Rheumy eyes peered over purple glasses. “Ward off evil, maybe. Got stuff for that.”
“Camilla Ward?”
A shuffle of what sounded like empty tin cans and an arpeggio of windchimes preceded the exit of another person, this one in a green batik gypsy skirt, yak wool sweater, and a profusion of ear hoops: his wife. Or who Brad assumed was his wife or at least his woman, equally leathern and frazzle-haired.
“Dude here wants to know about some chick named Camilla,” the old man said to her, and the woman merely shrugged.
“No one around here by that name.” She glanced around the trees. “No one around here, period.”
Brad was getting frustrated, jittery, confused. “You know, Camilla…” Held above his head, his hands indicated her height, and spread at his waist, her width. A finger pushed up between his nostrils showed a beveled nose grooved at the tip.
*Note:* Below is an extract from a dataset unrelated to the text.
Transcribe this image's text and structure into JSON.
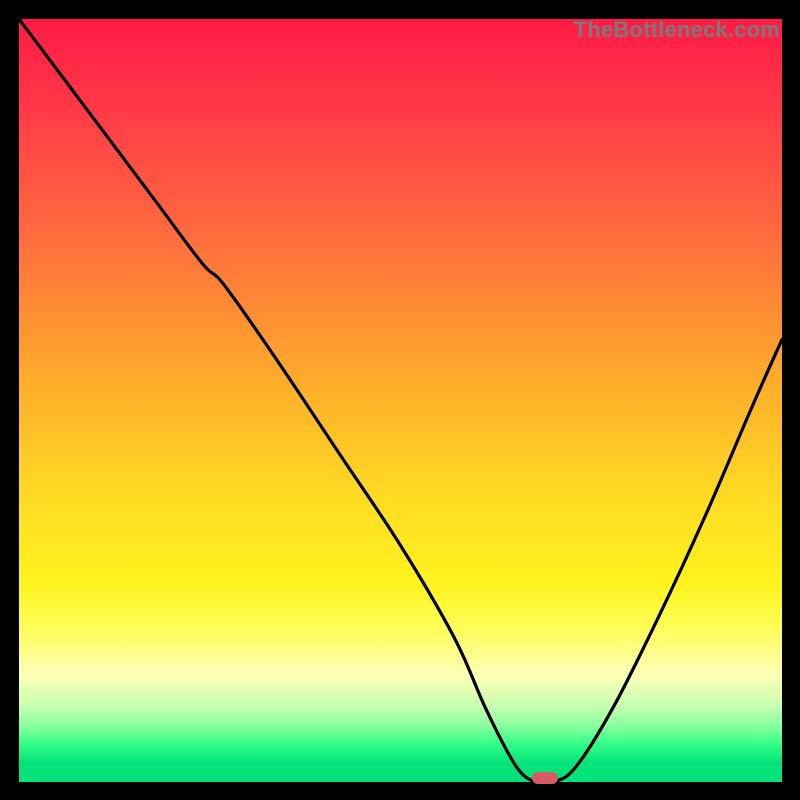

“Ahh,” the woman sighed and, with a densely kohled eye, winked at him.
“Ahh,” repeated the man and triumphantly lit up a joint.
Together, they called out, “Tallulah!”
Brad gasped as she appeared from behind the trailer.
Barefoot with wildflowers in her basket and dangling from her hair that poured unchanneled over shoulders that were naked except for her sari’s sashes, she tiptoed toward him. Tossing her hair back, she proffered him a false pennyroyal.
He gasped, “Tallulah?” but received only a smile and a glint of gold-flecked pupils, followed by a question of her own.
“Simon?” she asked, and he could almost hear the canned laughter.